Boşuna kesilmedi başı Yahya’nın! Boşuna ikiye biçilmedi Zekeriya! İbrahim’in
ateşle imtihanı boşuna değildi. Rüzgâra yön verenlerden olmak için çık yola.
Rüzgârlara kapılacak değilsin! Durma Git!”
“Git! Su durduğunda kokar. Duran kokar. Kokmamak için
gitmelisin. Yürümelisin. Git! Hira seni bekler! Diri diri gömülenler seni
bekler! Yolu kesilenler, yol kesenler seni bekler. Git! Mekke seni bekler,
Medine’ye dönüşmek için Yesrib seni bekler. Her bir varlık dört gözle bekler
yürüyüşünü. Her bir canlı, bütün bir kâinat bekliyor mahşere kadar ve mahşerden
sonra da sürecek olan bu yürüyüşü. Git!”
“Git!” diyordu içinden bu ses. Gidecekti elbet.
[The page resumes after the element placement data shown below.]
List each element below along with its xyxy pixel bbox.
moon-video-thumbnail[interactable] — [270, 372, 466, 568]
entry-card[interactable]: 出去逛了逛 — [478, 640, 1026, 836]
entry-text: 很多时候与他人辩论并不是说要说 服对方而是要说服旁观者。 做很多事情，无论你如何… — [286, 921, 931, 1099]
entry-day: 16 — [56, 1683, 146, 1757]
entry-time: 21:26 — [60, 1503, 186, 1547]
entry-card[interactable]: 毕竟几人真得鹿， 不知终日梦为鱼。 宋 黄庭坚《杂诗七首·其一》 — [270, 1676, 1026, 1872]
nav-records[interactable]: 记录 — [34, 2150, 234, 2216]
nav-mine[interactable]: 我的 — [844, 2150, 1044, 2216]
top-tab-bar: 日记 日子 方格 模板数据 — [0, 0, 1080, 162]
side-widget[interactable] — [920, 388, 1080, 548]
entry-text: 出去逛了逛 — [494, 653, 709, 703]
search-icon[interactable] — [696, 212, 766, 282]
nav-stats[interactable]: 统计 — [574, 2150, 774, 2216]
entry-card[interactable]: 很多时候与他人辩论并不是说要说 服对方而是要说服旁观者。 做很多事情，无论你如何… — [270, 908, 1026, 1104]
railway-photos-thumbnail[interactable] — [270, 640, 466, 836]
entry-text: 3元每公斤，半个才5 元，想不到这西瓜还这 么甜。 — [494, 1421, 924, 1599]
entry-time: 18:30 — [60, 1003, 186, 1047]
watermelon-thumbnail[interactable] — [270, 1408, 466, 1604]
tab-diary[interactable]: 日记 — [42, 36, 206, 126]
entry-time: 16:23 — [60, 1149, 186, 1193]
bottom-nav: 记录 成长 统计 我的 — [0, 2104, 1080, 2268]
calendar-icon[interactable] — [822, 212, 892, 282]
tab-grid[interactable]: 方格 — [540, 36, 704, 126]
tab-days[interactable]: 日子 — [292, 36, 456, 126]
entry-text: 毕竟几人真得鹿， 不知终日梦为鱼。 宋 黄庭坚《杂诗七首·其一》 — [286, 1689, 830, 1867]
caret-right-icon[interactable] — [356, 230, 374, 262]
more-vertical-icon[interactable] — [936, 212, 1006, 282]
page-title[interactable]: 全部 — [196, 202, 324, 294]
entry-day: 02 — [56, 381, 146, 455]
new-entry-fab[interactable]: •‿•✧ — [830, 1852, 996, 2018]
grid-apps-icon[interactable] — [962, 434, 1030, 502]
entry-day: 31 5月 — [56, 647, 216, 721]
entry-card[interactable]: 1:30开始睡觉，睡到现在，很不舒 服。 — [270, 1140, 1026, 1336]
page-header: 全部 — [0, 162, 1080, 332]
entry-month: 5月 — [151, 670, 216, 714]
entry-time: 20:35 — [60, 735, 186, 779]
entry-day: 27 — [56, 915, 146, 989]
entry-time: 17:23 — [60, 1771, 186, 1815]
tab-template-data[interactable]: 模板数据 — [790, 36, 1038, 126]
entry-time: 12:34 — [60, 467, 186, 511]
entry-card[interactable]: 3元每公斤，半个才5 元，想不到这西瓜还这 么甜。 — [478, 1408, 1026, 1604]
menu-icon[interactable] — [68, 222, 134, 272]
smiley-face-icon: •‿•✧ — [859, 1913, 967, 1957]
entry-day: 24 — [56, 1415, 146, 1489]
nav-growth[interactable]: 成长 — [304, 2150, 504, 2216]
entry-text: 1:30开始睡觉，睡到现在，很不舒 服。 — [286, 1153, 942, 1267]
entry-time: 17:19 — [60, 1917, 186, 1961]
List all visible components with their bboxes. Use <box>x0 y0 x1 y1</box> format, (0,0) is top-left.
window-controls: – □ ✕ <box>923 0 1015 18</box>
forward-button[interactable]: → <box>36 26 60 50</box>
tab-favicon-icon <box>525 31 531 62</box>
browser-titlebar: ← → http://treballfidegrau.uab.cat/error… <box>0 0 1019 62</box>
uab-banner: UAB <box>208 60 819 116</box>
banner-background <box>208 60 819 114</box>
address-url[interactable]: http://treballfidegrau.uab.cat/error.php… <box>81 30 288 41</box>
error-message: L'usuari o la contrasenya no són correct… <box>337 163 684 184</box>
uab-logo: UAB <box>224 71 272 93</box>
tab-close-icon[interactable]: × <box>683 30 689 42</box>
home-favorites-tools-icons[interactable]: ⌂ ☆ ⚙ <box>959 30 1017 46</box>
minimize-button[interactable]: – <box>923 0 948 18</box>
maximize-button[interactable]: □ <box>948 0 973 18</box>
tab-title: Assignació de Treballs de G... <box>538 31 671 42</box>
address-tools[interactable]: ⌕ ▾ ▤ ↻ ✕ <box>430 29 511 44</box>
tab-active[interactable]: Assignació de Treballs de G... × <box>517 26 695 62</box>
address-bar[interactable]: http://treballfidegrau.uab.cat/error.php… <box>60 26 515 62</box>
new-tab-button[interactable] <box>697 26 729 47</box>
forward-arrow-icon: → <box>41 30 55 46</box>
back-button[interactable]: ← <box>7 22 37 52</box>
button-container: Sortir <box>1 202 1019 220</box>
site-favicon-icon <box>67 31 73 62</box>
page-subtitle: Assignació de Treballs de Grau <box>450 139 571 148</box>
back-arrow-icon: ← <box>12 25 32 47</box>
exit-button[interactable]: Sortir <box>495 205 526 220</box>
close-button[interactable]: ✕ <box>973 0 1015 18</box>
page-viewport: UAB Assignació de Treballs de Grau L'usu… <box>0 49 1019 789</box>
Yürüyecekti durmaksızın, bıkmaksızın, yorulmaksızın gidecekti. İçindeki sese
kulak tıkamayacaktı. Hiç tıkamamıştı. İçindeki ses daha gençliğinde hiçbir
gücün karşısında eğilme! Demişti, eğilmemişti. Zulme ortak olma, zulüm
karşısında susma! Demişti. O da öyle yapmıştı. Öyle yaparak “Emin” adını
almıştı. Dillere destan olmuştu eminliği. Ve fakat dillere destan olmak için
yapmamıştı. Olması gereken ne ise o olsun için yapmıştı.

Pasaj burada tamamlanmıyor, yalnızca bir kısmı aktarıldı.